Mon Apr 5 23:35:56 PDT 2010

On Mon, Apr 5, 2010 at 11:27 PM, Brent Fulgham <bfulgham at gmail.com> wrote:
> On Apr 5, 2010, at 9:58 PM, Adam Barth wrote:
>> We had some trouble today keeping the tree green.  In this email, I
>> present a post-mordem analysis of what happened and what we can learn
>> from these events.  I've removed most of the names from this account
>> because the purpose isn't to assign blame but to document what
>> happened in the hopes that we can learn from it.
>
> Could rollout of patches be automated in some fashion, so that a previously-green tree becoming red could trigger a rollout of the last checkin?

We have the tools to do this currently, but the prevailing wisdom is
that we should have some human judgement involved in the process.  We
still have enough test flakiness that false positives could roll out
perfect good patches.  In other cases, it's clear how to fix the tree
without rolling out.

> On the other hand, I've noticed that the varying speed of the various build bots makes it difficult to assess which patch might have triggered a break.  It's not uncommon for some machines to be several patches behind others, and long test runs further exacerbate the problem.

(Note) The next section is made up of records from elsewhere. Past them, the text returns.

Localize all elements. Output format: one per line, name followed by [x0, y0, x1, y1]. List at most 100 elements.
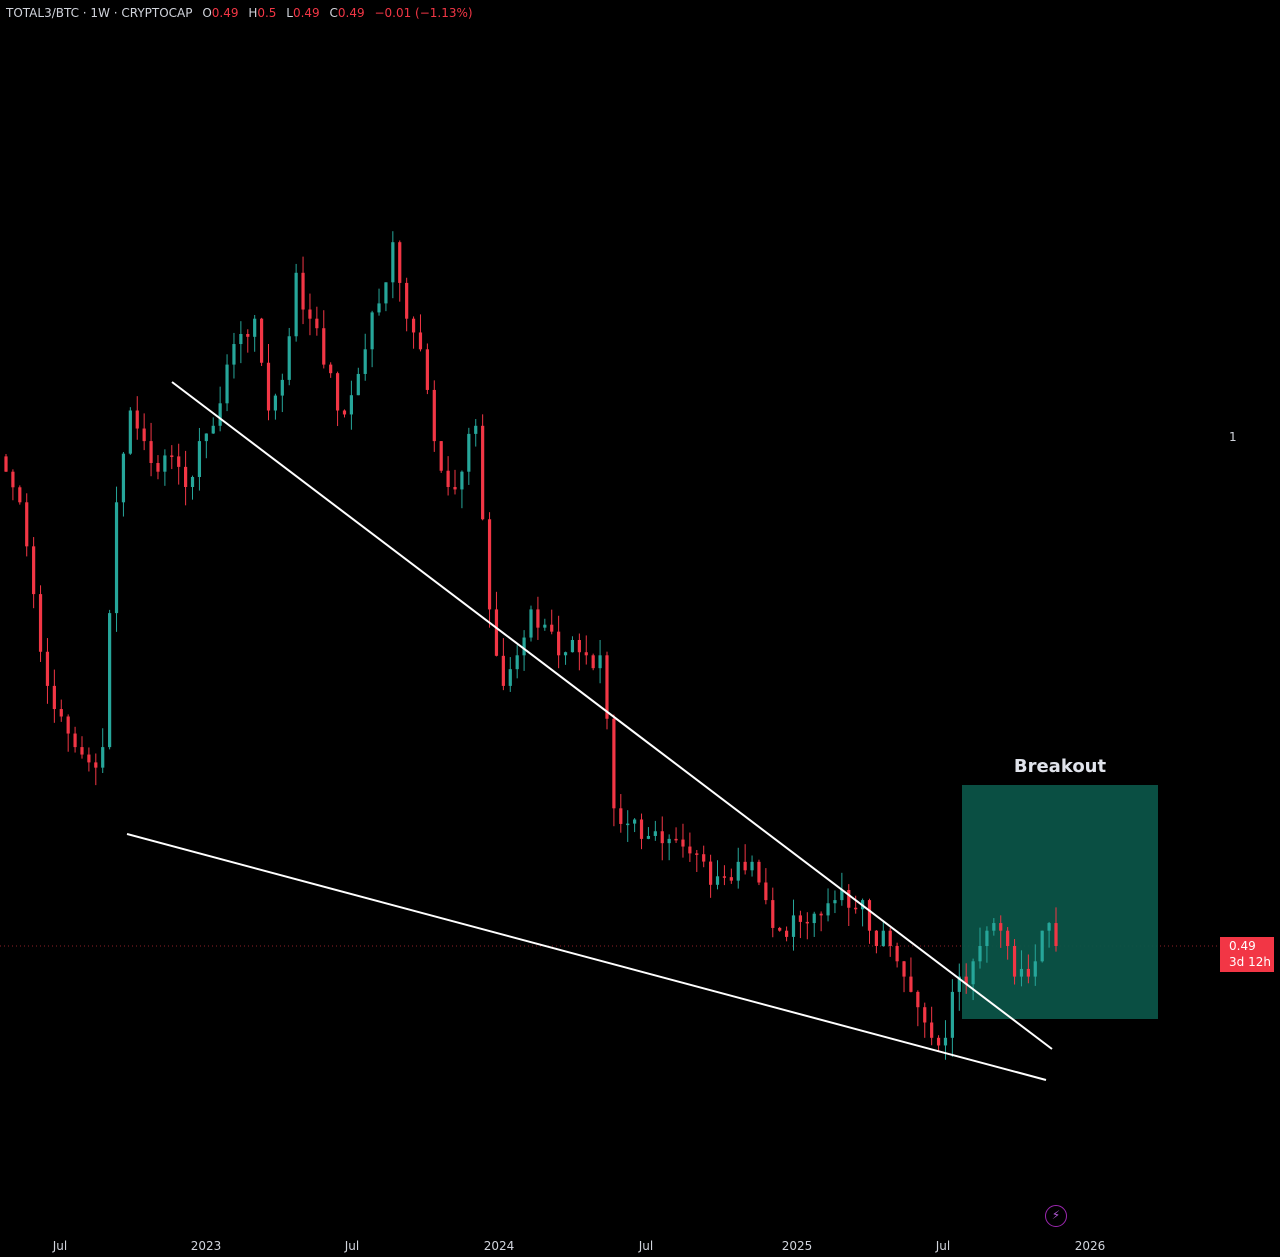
candle-body: [246, 334, 250, 337]
close-value: 0.49: [337, 6, 365, 20]
candle-body: [874, 930, 878, 946]
candle-body: [170, 455, 174, 457]
candle-body: [446, 470, 450, 487]
scale-marker: 1: [1229, 430, 1237, 444]
candle-body: [11, 471, 15, 488]
candle-body: [4, 456, 8, 472]
candle-body: [577, 640, 581, 653]
candle-body: [605, 655, 609, 719]
candle-body: [87, 754, 91, 763]
candle-body: [439, 441, 443, 471]
candle-body: [329, 364, 333, 374]
last-price-badge: 0.49 3d 12h: [1220, 937, 1274, 972]
candle-body: [784, 930, 789, 937]
x-tick-label: Jul: [344, 1239, 360, 1253]
candle-body: [66, 716, 70, 734]
candle-body: [259, 318, 264, 363]
candle-body: [570, 640, 575, 653]
candle-body: [584, 652, 588, 656]
candle-body: [45, 651, 50, 686]
last-price: 0.49: [1229, 939, 1256, 953]
x-tick-label: 2026: [1074, 1239, 1106, 1253]
candle-body: [757, 861, 761, 883]
candle-body: [985, 930, 989, 946]
candle-body: [750, 861, 754, 871]
candle-body: [923, 1007, 927, 1023]
candle-body: [1006, 930, 1010, 946]
open-label: O: [202, 6, 212, 20]
upper-trendline[interactable]: [171, 381, 1053, 1050]
candle-body: [142, 428, 146, 442]
candle-body: [729, 877, 733, 881]
candle-body: [847, 889, 851, 908]
candle-body: [667, 838, 671, 844]
breakout-label[interactable]: Breakout: [1013, 756, 1107, 777]
candle-body: [805, 921, 809, 924]
candle-body: [633, 819, 637, 824]
candle-body: [432, 389, 436, 442]
candle-body: [315, 318, 319, 329]
candle-body: [467, 433, 471, 472]
candle-body: [550, 624, 554, 632]
candle-body: [52, 685, 56, 710]
candle-body: [425, 349, 429, 390]
candle-body: [190, 477, 195, 487]
candle-body: [826, 903, 830, 916]
change-value: −0.01 (−1.13%): [374, 6, 473, 20]
candle-body: [936, 1037, 941, 1046]
candle-body: [1047, 923, 1051, 931]
candle-body: [453, 487, 457, 490]
candle-body: [702, 854, 706, 862]
x-tick-label: 2024: [483, 1239, 515, 1253]
candle-body: [557, 631, 561, 656]
candle-body: [895, 946, 899, 962]
candle-body: [25, 502, 29, 547]
candle-body: [474, 425, 478, 434]
candle-body: [591, 655, 595, 669]
candle-body: [819, 913, 823, 916]
candle-body: [791, 915, 796, 937]
candle-body: [335, 373, 340, 411]
candle-body: [273, 395, 278, 411]
candle-body: [1033, 961, 1037, 977]
candle-body: [992, 923, 996, 931]
breakout-zone[interactable]: [962, 785, 1158, 1019]
candle-body: [225, 364, 229, 404]
candle-body: [94, 762, 98, 768]
candle-body: [626, 823, 630, 826]
x-tick-label: 2025: [781, 1239, 813, 1253]
candle-body: [764, 882, 768, 901]
candle-body: [59, 709, 63, 717]
candle-body: [529, 609, 533, 638]
candle-body: [184, 466, 188, 487]
candle-body: [833, 900, 837, 904]
candle-body: [308, 309, 312, 319]
candle-body: [902, 961, 906, 977]
candle-body: [715, 876, 720, 885]
candle-body: [501, 655, 505, 686]
candle-body: [135, 410, 139, 429]
candle-body: [812, 913, 816, 924]
candle-body: [294, 272, 298, 337]
candle-body: [515, 655, 519, 670]
lower-trendline[interactable]: [126, 833, 1047, 1081]
candle-body: [411, 318, 416, 333]
candle-body: [232, 344, 236, 365]
symbol-title[interactable]: TOTAL3/BTC · 1W · CRYPTOCAP: [6, 6, 193, 20]
candle-body: [674, 838, 678, 841]
candlestick-series-late: [957, 907, 1058, 1011]
candle-body: [971, 961, 975, 985]
x-tick-label: Jul: [52, 1239, 68, 1253]
candle-body: [1026, 968, 1030, 977]
candle-body: [418, 332, 423, 350]
candle-body: [660, 831, 664, 844]
x-tick-label: Jul: [638, 1239, 654, 1253]
lightning-icon[interactable]: ⚡: [1045, 1205, 1067, 1227]
candle-body: [888, 930, 892, 946]
candle-body: [695, 853, 699, 855]
candle-body: [204, 433, 208, 442]
candle-body: [121, 453, 126, 503]
candle-body: [930, 1022, 934, 1038]
low-value: 0.49: [292, 6, 320, 20]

The sheriffbot does a pretty good job of narrowing down the regression
window.  Its algorithm is somewhat robust to flaky tests and other
bits of noise.  We continue to refine it based on experience.  For
example, even during today's complex overlapping failures, it correct
computed the regression window to a set of five commits.

The main failure mode we're seeing currently is that if a test fails
80% of the time, sheriffbot will generate false positives because it
thinks that the test was fixed the one time it happens to be green.  I
have some ideas for how to handle that case, but we'll need to
experiment some more.

Adam